We observed durable antidepressant effects through 12-month follow up, with treatment response and remission on par with what was observed at 1 week and 1 month post treatment. There were also no serious safety concerns noted during follow up. 2/ pic.twitter.com/RmlBFraEMd— Natalie Gukasyan, MD (@N_Gukasyan) February 15, 2022
At the 12-month follow-up, rates of response to the psychedelic treatment were remarkably stable, with 78 percent of the cohort showing persistent clinically significant reductions in symptoms and 58 percent presenting as still in remission. Natalie Gukasyan, a researcher from Johns Hopkins working on the project, does point out a number of subjects utilized other treatments to help control their symptoms over the course of the one-year follow-up.
“A third of participants began treatment with an antidepressant sometime during the course of follow-up, and about 42% received some form of psychotherapy outside of the study during that time,” Gukasyan reported on Twitter. “Overall it’s encouraging that remission and treatment response remained high through the 12 month follow-up, but for some participants part of that sustained improvement was likely also driven by other forms of treatment.”
Instead of interpreting the use of other therapies post the psychedelic sessions as a treatment failure, the study is a potent reminder that psilocybin is not a singular magic bullet or permanent cure-all. The rapid responses to psilocybin therapy in most of the participants suggest the treatment is helpful at quickly bringing a patient down to a more manageable baseline, from which longer-term work may still be needed to maintain remission.
On that note, Gukasyan does pointedly indicate the need to investigate safety and efficacy in repeated psilocybin sessions months, or even years, after the initial sessions. Could annual psilocybin sessions be helpful in maintaining ongoing remission?
“An important question moving forward: What are the risks/benefits of additional dosing for those who don’t respond, or relapse months after treatment?” Gukasyan asked.
Roland Griffiths, a pioneer of modern psychedelic science and founding director of the Johns Hopkins Center for Psychedelic and Consciousness Research, says the findings offer promising glimpses at the long-term persistence of psychedelic therapies.
“Psilocybin not only produces significant and immediate effects, it also has a long duration, which suggests that it may be a uniquely useful new treatment for depression,” said Griffiths, a co-author on the new study. “Compared to standard antidepressants, which must be taken for long stretches of time, psilocybin has the potential to enduringly relieve the symptoms of depression with one or two treatments.”
The researchers are cautious to note this is a small cohort of patients with no placebo control.
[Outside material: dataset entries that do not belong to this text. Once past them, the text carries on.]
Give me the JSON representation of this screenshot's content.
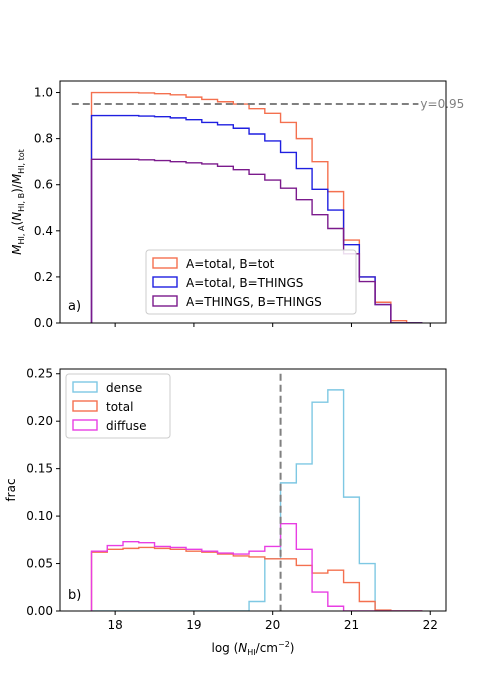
{
  "chart_data": [
    {
      "type": "line",
      "panel_label": "a)",
      "ylabel": "M_HI,A(N_HI,B)/M_HI,tot",
      "ylim": [
        0,
        1.05
      ],
      "yticks": [
        "0.0",
        "0.2",
        "0.4",
        "0.6",
        "0.8",
        "1.0"
      ],
      "xlim": [
        17.3,
        22.2
      ],
      "xticks": [
        18,
        19,
        20,
        21,
        22
      ],
      "show_xticklabels": false,
      "step": 0.2,
      "x_start": 17.7,
      "reference_line": {
        "y": 0.95,
        "label": "y=0.95",
        "color": "#808080"
      },
      "legend": {
        "placement": "lower-center"
      },
      "series": [
        {
          "name": "A=total, B=tot",
          "color": "#f4704f",
          "values": [
            1.0,
            1.0,
            1.0,
            0.998,
            0.995,
            0.99,
            0.98,
            0.97,
            0.96,
            0.95,
            0.93,
            0.91,
            0.87,
            0.8,
            0.7,
            0.57,
            0.36,
            0.2,
            0.09,
            0.01,
            0.0
          ]
        },
        {
          "name": "A=total, B=THINGS",
          "color": "#1f1fe0",
          "values": [
            0.9,
            0.9,
            0.9,
            0.898,
            0.895,
            0.89,
            0.882,
            0.87,
            0.86,
            0.845,
            0.82,
            0.79,
            0.74,
            0.67,
            0.58,
            0.49,
            0.34,
            0.2,
            0.08,
            0.0,
            0.0
          ]
        },
        {
          "name": "A=THINGS, B=THINGS",
          "color": "#7b1a8c",
          "values": [
            0.71,
            0.71,
            0.71,
            0.708,
            0.705,
            0.7,
            0.695,
            0.69,
            0.68,
            0.665,
            0.645,
            0.62,
            0.585,
            0.535,
            0.47,
            0.41,
            0.3,
            0.18,
            0.08,
            0.0,
            0.0
          ]
        }
      ]
    },
    {
      "type": "line",
      "panel_label": "b)",
      "ylabel": "frac",
      "xlabel": "log (N_HI/cm^-2)",
      "ylim": [
        0,
        0.255
      ],
      "yticks": [
        "0.00",
        "0.05",
        "0.10",
        "0.15",
        "0.20",
        "0.25"
      ],
      "xlim": [
        17.3,
        22.2
      ],
      "xticks": [
        "18",
        "19",
        "20",
        "21",
        "22"
      ],
      "step": 0.2,
      "x_start": 17.7,
      "reference_vline": {
        "x": 20.1,
        "color": "#808080"
      },
      "legend": {
        "placement": "top-left"
      },
      "series": [
        {
          "name": "dense",
          "color": "#7ec8e3",
          "values": [
            0,
            0,
            0,
            0,
            0,
            0,
            0,
            0,
            0,
            0,
            0.01,
            0.055,
            0.135,
            0.155,
            0.22,
            0.233,
            0.12,
            0.05,
            0,
            0,
            0
          ]
        },
        {
          "name": "total",
          "color": "#f4704f",
          "values": [
            0.062,
            0.065,
            0.066,
            0.067,
            0.066,
            0.065,
            0.063,
            0.062,
            0.06,
            0.058,
            0.057,
            0.055,
            0.055,
            0.048,
            0.04,
            0.043,
            0.03,
            0.01,
            0.001,
            0,
            0
          ]
        },
        {
          "name": "diffuse",
          "color": "#e83ee3",
          "values": [
            0.063,
            0.069,
            0.073,
            0.072,
            0.068,
            0.067,
            0.065,
            0.063,
            0.061,
            0.06,
            0.063,
            0.068,
            0.092,
            0.065,
            0.02,
            0.005,
            0,
            0,
            0,
            0,
            0
          ]
        }
      ]
    }
  ]
}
So of course, there is a lot more work to be done to understand the persistent effects of psychedelic therapy, and discover the best ways to optimize any long-term benefits. Gukasyan also stressed that although these findings are positive, they were generated under research settings with lots of preparation and support for participants.
“Our findings add to evidence that, under carefully controlled conditions, this is a promising therapeutic approach that can lead to significant and durable improvements in depression,” Gukasyan said. “[However,] the results we see are in a research setting and require quite a lot of preparation and structured support from trained clinicians and therapists, and people should not attempt to try it on their own.”
The new study was published in the Journal of Psychopharmacology.